Кузьма исчез из поля зрения, но судя по тому, что «этажерка» не шелохнулась, спать не лег: наверное отправился искать сверчка. Но это Аугуст мог лишь предположить: он мгновенно заснул опять. Через неделю «Брудер» достал уже всех вокруг со своим сверчком: он не спал ночами сам, и будил других, чтобы все могли убедиться, что он не врет. Зеки пообещали его отлупить и даже потрясли немножко как-то утром, в шеренге. Все единогласно решили, что «сверчок» завелся у Кузьмы в голове, и даже бригадир – Эдуард Трендилов, сын директора скотобойни (отца Трендилова расстреляли за инициативу назвать свое предприятие именем Сталина, а сына засунули в лагерь просто так – в порядке зачистки ненадежного семейного гнезда) – материл своего лучшего лесоруба почем зря, требуя, чтобы тот спал ночами, восстанавливал силы и не дурил, а не то он, дескать, вышибет ему его сверчка из башки самой большой кувалдой, которая отыщется в лагере. Кузьма обиделся на весь белый свет, и хотя перестал будить людей, но бродить ночами по бараку в поисках своего сверчка не прекратил. Так продолжалось еще недели две, и вот однажды поутру Кузьму Ильича Пшонкова обнаружили в барачном сортире, удавившегося веревкой от штанов, привязанной к крючку, выкраденному Кузей из тюфяковых запасов «эксплоататора» Шульгаста. Подлый сверчок таки доканал его. Возможно, Кузьма действительно сошел с ума. А может быть, в такой форме проявилась его ностальгия по дому, по прожитой жизни, возврата в которую не будет, о чем, предположительно, и поведал ему этот самый сверчок, родившийся у него в перенапряженной голове бессонной ночью…

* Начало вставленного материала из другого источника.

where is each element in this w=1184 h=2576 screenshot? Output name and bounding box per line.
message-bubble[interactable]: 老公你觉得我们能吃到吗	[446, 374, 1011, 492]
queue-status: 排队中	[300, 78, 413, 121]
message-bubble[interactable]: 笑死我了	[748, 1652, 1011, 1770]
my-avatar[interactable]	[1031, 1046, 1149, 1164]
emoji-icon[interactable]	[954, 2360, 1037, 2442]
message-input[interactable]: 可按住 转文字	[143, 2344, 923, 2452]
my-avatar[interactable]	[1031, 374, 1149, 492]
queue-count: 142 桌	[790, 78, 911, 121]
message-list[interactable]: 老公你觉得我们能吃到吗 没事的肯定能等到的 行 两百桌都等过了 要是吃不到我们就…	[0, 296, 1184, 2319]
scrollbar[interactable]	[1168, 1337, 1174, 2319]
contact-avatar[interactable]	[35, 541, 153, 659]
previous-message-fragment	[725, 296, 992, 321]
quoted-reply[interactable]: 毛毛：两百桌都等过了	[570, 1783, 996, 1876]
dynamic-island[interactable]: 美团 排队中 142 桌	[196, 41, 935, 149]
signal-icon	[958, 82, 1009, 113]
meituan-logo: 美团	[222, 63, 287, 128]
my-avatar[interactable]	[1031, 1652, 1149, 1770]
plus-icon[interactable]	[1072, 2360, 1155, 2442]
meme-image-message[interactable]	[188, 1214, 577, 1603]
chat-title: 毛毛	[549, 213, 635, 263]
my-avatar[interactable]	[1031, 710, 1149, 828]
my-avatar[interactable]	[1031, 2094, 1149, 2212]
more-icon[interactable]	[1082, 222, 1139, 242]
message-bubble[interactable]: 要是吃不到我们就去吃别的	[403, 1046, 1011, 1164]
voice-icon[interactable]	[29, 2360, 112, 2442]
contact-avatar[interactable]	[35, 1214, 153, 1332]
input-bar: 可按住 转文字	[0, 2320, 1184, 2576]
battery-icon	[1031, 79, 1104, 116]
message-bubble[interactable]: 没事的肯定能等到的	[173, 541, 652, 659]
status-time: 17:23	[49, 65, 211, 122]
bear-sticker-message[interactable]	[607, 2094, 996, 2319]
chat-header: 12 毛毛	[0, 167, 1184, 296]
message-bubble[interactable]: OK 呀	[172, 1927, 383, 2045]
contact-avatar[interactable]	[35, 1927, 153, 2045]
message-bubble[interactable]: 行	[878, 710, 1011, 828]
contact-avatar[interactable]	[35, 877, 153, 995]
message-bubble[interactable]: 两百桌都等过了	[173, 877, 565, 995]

Конечно, это было потрясением для всех, особенно для Петера Шульгаста, который почернел лицом еще больше и еще глубже сосредоточился на своей тюфяковой коллекции, в которую вскоре добавились потертая подкова и помятый отражатель от автомобильной фары, который Шульгаст по выходным дням пытался рихтовать специальными дощечками. Но скорбеть на зоне особенно некогда, жизнь и смерть здесь держатся рядышком, мертвым телом никого не удивишь и не напугаешь, так что Кузьму похоронили вместе с еще троими жмуриками, можно сказать, на бегу, и лишь спустя несколько недель сделали ему неслыханный подарок: изготовили и прикрепили над братской могилой фанерку на кресте, на которой химическим карандашом написали: «Кузьма Ильич Пшонков». Наконец-то Кузьма мог спать под собственным именем. Конечно, через месяц уже надпись полностью размыло дождями в единое фиолетовое пятно без смысла, но что такое месяц, или сто лет на ладони вечности? Ничто! Так какая тогда разница, спрашивается, что где написано и на какой срок? Наш срок – это вечность!.. Аугуст любил пофилософствовать и в лагере: это отвлекало от действительности.